Les Activités annuelles du Centre Jean Bérard
 
Vue de la "parfumerie" en cours de fouille.(Cliché © CJB)
Pressoir d' A. Maiuri avant le démontage. (Cliché ©  CJB)

Peinture murale des "amours parfumeurs" de la maison des Vetii. (Cliché ©  CJB)


LA PARFUMERIE

Dans la Via degli Augustali, une boutique (VII, 4, 24-25) dégagée au début du XIXe siècle contenait un pressoir à huile. En 1927, le surintendant A. Maiuri fit reconstruire le pressoir à vis à l'emplacement de l'appareil antique, mais il est fort probable que la reconstitution soit erronée : Il aurait fallu restituer un pressoir "à coins" et non à vis.
Les travaux de 2001 ont porté sur le démontage de la reconstruction ordonnée par A. Maiuri en 1927 et sur la détermination des parties du pressoir épargnées par les travaux modernes. En 2002, la campagne a porté principalement sur la stratigraphie des boutiques ouvrant sur la rue.

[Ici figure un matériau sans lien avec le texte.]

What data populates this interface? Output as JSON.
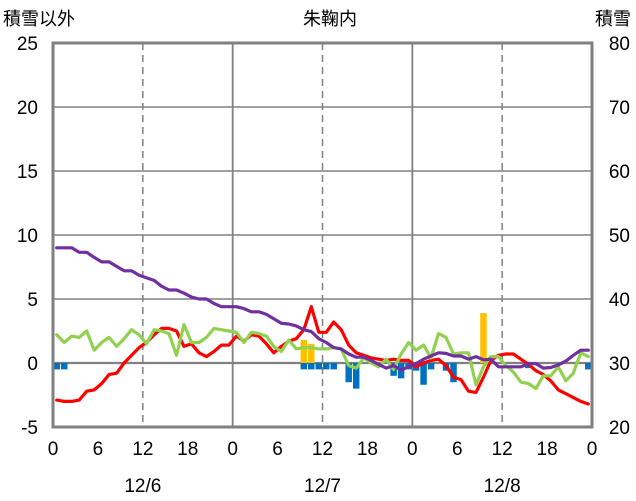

En façade d'une maison longue et étroite, une officine fut aménagée dans le courant du
Ier siècle avant J.-C. Elle comportait alors deux cuves et une chaudière. Il est probable qu'il s'agissait d'une huilerie, les cuves servant à décanter l'huile et la chaudière à chauffer l'eau nécessaire au processus d'extraction. Vu sa localisation, cette huilerie travaillait peut-être préférentiellement pour des parfumeurs, mais elle devait extraire surtout des huiles alimentaires, et des huiles destinées à l'éclairage. Cette hypothèse toutefois demande à être confirmée car la fouille n’a mis au jour aucune trace de pressoir. Certes, un éventuel pressoir a pu être détruit par les constructions postérieures, et la maie a pu être récupérée et remployée dans le pressoir retrouvé lors des fouilles de 1927. Cet atelier fut détruit lors du tremblement de terre de l'année 62 et les cuves furent comblées de matériaux de construction provenant des ruines.

Après le séisme, la maison fut restaurée et restructurée. Deux boutiques furent implantées dans le local donnant sur la rue. Un pressoir probablement à coins, du type de ceux employés par les parfumeurs fut installé entre un pilier et le mur oriental de la boutique. Un nouveau pavement fait de chaux et de fragments de tuiles fut posé sur l'ensemble de la boutique. Dans l'épaisseur de la chappe, fut déposé un ensemble de trois monnaies dont deux datées de l'année 65 : il a donc fallu 3 ans, au moins, pour procéder à la reconstruction.